Medicare requires providers that have certain claim volumes to file
their claims electronically and their position is that if you are able
to file your primary claims electronically that you should be able to
file your secondary’s electronically as well; if you can’t then you
should find a new software vendor. The only alternative Pam and I
have had is to use Medicare’s software to transmit the secondary
claims, which means manually entering everything related to that claim
into an another software. This is a time consuming task that should
not have to be done when I should be able to use the software I paid
for to transmit the claim with a couple of mouse clicks. Maybe you
would like to provide a reason why many of the other forms that Alta
Point provides are unusable “out of the box”. Print an “Insurance
Billed Summary” so, you can tell me how that form works for you. Why
doesn’t the Insurance Aging report list the patient’s date of service
but lists the billing date instead and why doesn’t it give the
patient’s date of birth…the first thing an insurance company asks for
when they call is for the patient’s ID, date of birth and date of
service. In V7, at least we could save our SQL query results and
create our own reports from Excel. Oh, sure, the Report Builder in
V10 looks like it will create some great looking reports…just as soon
as someone can find the time to read the 100+ page download and figure
out how to BUILD them!!
Finally, Alta Point’s continued lack of communication to its end-users
in general is beyond frustrating.
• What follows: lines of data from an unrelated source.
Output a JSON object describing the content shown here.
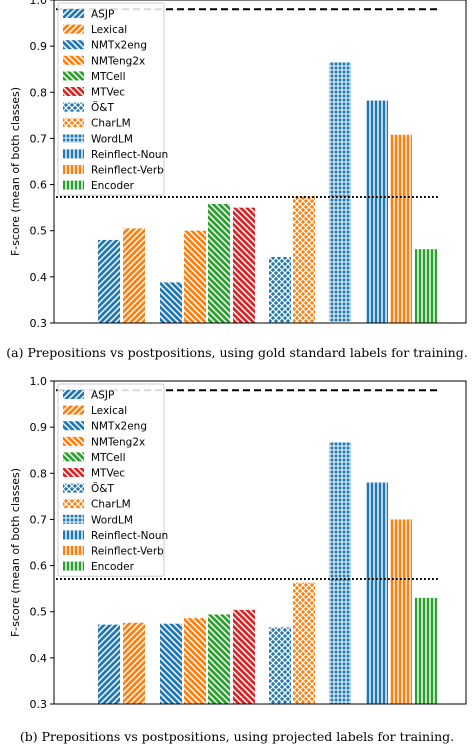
{
  "figure": {
    "captions": [
      "(a) Prepositions vs postpositions, using gold standard labels for training.",
      "(b) Prepositions vs postpositions, using projected labels for training."
    ]
  },
  "legend": [
    {
      "label": "ASJP",
      "color": "#1f77b4",
      "pattern": "diag-left"
    },
    {
      "label": "Lexical",
      "color": "#ff7f0e",
      "pattern": "diag-left"
    },
    {
      "label": "NMTx2eng",
      "color": "#1f77b4",
      "pattern": "diag-right"
    },
    {
      "label": "NMTeng2x",
      "color": "#ff7f0e",
      "pattern": "diag-right"
    },
    {
      "label": "MTCell",
      "color": "#2ca02c",
      "pattern": "diag-right"
    },
    {
      "label": "MTVec",
      "color": "#d62728",
      "pattern": "diag-right"
    },
    {
      "label": "Ö&T",
      "color": "#1f77b4",
      "pattern": "cross"
    },
    {
      "label": "CharLM",
      "color": "#ff7f0e",
      "pattern": "cross"
    },
    {
      "label": "WordLM",
      "color": "#1f77b4",
      "pattern": "grid"
    },
    {
      "label": "Reinflect-Noun",
      "color": "#1f77b4",
      "pattern": "vertical"
    },
    {
      "label": "Reinflect-Verb",
      "color": "#ff7f0e",
      "pattern": "vertical"
    },
    {
      "label": "Encoder",
      "color": "#2ca02c",
      "pattern": "vertical"
    }
  ],
  "chart_data": [
    {
      "type": "bar",
      "ylabel": "F-score (mean of both classes)",
      "ylim": [
        0.3,
        1.0
      ],
      "yticks": [
        "0.3",
        "0.4",
        "0.5",
        "0.6",
        "0.7",
        "0.8",
        "0.9",
        "1.0"
      ],
      "categories": [
        "ASJP",
        "Lexical",
        "NMTx2eng",
        "NMTeng2x",
        "MTCell",
        "MTVec",
        "Ö&T",
        "CharLM",
        "WordLM",
        "Reinflect-Noun",
        "Reinflect-Verb",
        "Encoder"
      ],
      "values": [
        0.48,
        0.505,
        0.388,
        0.5,
        0.558,
        0.55,
        0.443,
        0.575,
        0.866,
        0.782,
        0.708,
        0.46
      ],
      "reference_lines": [
        {
          "style": "dashed",
          "y": 0.98
        },
        {
          "style": "dotted",
          "y": 0.573
        }
      ],
      "legend_position": "upper-left"
    },
    {
      "type": "bar",
      "ylabel": "F-score (mean of both classes)",
      "ylim": [
        0.3,
        1.0
      ],
      "yticks": [
        "0.3",
        "0.4",
        "0.5",
        "0.6",
        "0.7",
        "0.8",
        "0.9",
        "1.0"
      ],
      "categories": [
        "ASJP",
        "Lexical",
        "NMTx2eng",
        "NMTeng2x",
        "MTCell",
        "MTVec",
        "Ö&T",
        "CharLM",
        "WordLM",
        "Reinflect-Noun",
        "Reinflect-Verb",
        "Encoder"
      ],
      "values": [
        0.472,
        0.476,
        0.474,
        0.486,
        0.494,
        0.504,
        0.466,
        0.563,
        0.868,
        0.78,
        0.7,
        0.53
      ],
      "reference_lines": [
        {
          "style": "dashed",
          "y": 0.98
        },
        {
          "style": "dotted",
          "y": 0.571
        }
      ],
      "legend_position": "upper-left"
    }
  ]
}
The website has not one mention of
the fact that bugs can be reported via email. Updates that are posted
on the website are not broadcast to end-users via email as you would
expect from a software company that you have invested such a large
amount of money into – but we are tasked with checking the website to
see if there are any updates available. The “bug” in the ANSI form
related to family members in the same batch was apparently not news to
tech support, so why then was it news to me? What about the problems
with the Spotlight feature? If Alta Point is aware of a problem,
wouldn’t it be prudent to make end-users aware of it so steps can be
taken to avoid encountering it or at the very least minimize the
errors as best possible until a fix is released? The same would apply
to the forms and reports. Please point out to me where Alta Point
specifies to the end-user that any form, much less specific forms may
require modifications? Where is the notation that would clarify that
“electronic claims submission” capability does not include secondary
claims to Medicare? These are not rhetorical questions, although I
won’t hold my breath for an answer. After all, Pam & I are the only
ones experiencing any of these problems.